The U.S. equities sector fell flat today, with the three major indices posting an average loss of four-tenths of a percent against Wednesday’s close. This is the first sign over the last four weeks that not everything may be rosy in the stock market, since the slowdown came amidst a much expected announcement from the Federal Reserve that QE tapering would be put on hold for the immediate future.
Ordinarily, an inflationary confirmation by the Fed would energize the investment community, but these are no ordinary markets! Despite the Labor Department propping up employment figures with EBBS numbers, or “Everything But the Bad Stuff,” the jobs growth curve declined severely for month of September, a trend confirmed by the ADP National Employment Report for the same time period.
In fact, the ADP just released their jobs data for October, which according to Carlos Rodriguez (president and CEO), was well below the average for the last twelve months. Yet some folks, like Ward McCarthy, managing director at Jefferies, argue that fiscal policy is the greatest impediment to the U.S. economy. In an interview with Yahoo Finance, Mr. McCarthy bizarrely stated that “Consumers have been doing a good job of getting their balance sheets in line. We continue to see job growth.”

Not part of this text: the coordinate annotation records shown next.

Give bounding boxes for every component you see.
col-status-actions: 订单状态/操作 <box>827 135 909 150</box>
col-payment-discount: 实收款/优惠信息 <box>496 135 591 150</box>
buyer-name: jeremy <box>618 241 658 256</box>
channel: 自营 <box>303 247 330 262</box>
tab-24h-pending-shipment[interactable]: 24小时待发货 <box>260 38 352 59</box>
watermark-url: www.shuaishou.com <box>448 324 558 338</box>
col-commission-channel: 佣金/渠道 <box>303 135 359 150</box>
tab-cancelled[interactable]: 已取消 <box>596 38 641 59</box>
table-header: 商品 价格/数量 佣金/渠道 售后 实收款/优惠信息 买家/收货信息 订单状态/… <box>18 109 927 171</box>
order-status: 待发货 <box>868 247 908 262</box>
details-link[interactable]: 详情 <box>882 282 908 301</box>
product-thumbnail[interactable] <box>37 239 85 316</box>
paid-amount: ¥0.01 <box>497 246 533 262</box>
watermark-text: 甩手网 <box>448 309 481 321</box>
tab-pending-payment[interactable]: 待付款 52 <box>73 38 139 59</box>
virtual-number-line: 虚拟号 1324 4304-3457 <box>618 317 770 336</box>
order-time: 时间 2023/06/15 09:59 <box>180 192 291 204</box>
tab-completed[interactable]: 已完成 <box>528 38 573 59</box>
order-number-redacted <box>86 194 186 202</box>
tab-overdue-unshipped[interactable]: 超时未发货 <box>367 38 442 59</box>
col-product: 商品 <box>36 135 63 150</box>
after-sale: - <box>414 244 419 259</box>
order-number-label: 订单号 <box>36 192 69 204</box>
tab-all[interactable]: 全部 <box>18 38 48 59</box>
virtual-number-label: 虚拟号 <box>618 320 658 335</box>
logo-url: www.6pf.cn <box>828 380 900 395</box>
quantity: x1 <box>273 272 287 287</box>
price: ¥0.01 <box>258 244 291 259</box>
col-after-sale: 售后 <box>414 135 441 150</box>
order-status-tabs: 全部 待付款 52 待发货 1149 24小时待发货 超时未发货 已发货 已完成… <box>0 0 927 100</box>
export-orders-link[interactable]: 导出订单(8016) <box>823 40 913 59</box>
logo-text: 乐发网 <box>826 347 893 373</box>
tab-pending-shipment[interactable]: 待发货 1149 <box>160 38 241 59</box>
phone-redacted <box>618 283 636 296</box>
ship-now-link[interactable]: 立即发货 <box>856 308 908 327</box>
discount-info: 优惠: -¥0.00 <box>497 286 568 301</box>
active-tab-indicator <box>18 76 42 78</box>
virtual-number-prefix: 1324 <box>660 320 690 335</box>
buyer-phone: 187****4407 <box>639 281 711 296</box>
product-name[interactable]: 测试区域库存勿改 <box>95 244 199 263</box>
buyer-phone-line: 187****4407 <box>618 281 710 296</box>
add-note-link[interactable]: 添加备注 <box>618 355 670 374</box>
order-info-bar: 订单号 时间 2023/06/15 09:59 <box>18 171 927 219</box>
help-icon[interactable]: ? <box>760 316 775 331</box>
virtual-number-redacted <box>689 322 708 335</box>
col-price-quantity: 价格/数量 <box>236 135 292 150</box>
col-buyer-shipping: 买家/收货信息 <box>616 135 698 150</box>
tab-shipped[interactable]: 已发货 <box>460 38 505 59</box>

Unfortunately, its distortions and outright lies like these that will continue to fuel an extremely speculative equities market. Both the Labor Department and the ADP have statistically proven that the acceleration on the jobs curve has substantially declined this year. As a result, the allocation of stock market volume that belongs to retail investment continues to flat-line. Essentially, the increase in market capitalization is occurring against the backdrop of a nominally declining workforce that has seen their wages as a ratio reduced against both against inflation (big government) and against executive compensation (big business).
In other words, there’s nothing about this lift in equities that resembles any sense of sustainability.
Other Macro Economic Issues (bonds, gold, real estate)
Another issue that has been on the sidelines is the collapse of the bond market due to the fact that 10-year yields have come off significantly from their September highs. While this is largely because of tapering being kept off the table, perhaps in anticipation of the embarrassing government shutdown, bonds are still unlikely to recover.
The shutdown for one thing has severely affected the credibility of the United States, both from a domestic perspective as well as internationally. Investors will demand more yields in exchange for greater risk, a reasonable trade-off considering that the debt ceiling debate is far from over.
That puts housing front and center of the economic recovery debate : while we have seen real estate trend positively in major cities across America, the question will become, how far will this trend go against the headwind of higher interest rates? And with a job market that is factually in the dumps, will there be enough demand to justify supply?
And then there’s the precious metals : gold and silver should act as safe-haven assets in the interim, but we also must respect the fact that the same supply-demand dynamics that move every other market will likely affect the metals as well. Gold took a bit of a tumble today, closing down at $1,324 per troy ounce, but the positive long-term trajectory is still intact. With the dollar having enormous difficulty regaining its lofty valuation from earlier this year, we could see a temporary lift in certain commodities.
However, as we approach 2014, the real issue is, who will win the battle between supply and demand? In as much as the Fed has tried to artificially create demand, it has not been enough and that raises some very scary questions for the future.
Currencies (FOREX market)
The US Dollar index finally closed above the 80 level after several weeks of underperformance. While some may interpret this as a positive for the underlying economy, there’s still much more road to travel for the index to regain its summer highs.
The Dollar/Yen pair was rising throughout much of this week, although some pullback occurred today due to reports of falling wages in the Japanese labor market.
The Euro/Dollar pair finally came under pressure after posting two-year highs last week, due mostly to a stronger dollar.
Winners & Losers
This week’s winner is Silver Spring Networks, Inc., ticker symbol SSNI :
- SSNI shares were up based on outperforming numbers provided by a preliminary, unaudited financial report.
- Last month, Goldman Sachs upgraded the smart-grid systems maker to “Buy,” citing their expansion efforts into emerging markets.
- While the future certainly looks bright, we also have to keep in mind that their IPO was in March of this year, thus making an investment a high risk/high reward opportunity
This week’s loser is Avon, ticker symbol AVP :
- Avon plunged nearly 22% from yesterday’s close due to an ugly earnings miss.
- CEO Sheri McCoy stated that the quarter was a tough one, citing macroeconomic headwinds. The pain may not be over yet, as Avon’s top-line revenue has been underperforming against prior quarters, and on an annualized basis, the margins are declining.
Palladium had difficulty breaking above the $750 dollar resistance barrier as the same pressures weighing down gold and silver also took its toll on the industrial metals. Based on the uncertainties within the market, palladium may enter a tight consolidation range before making a strong directional move.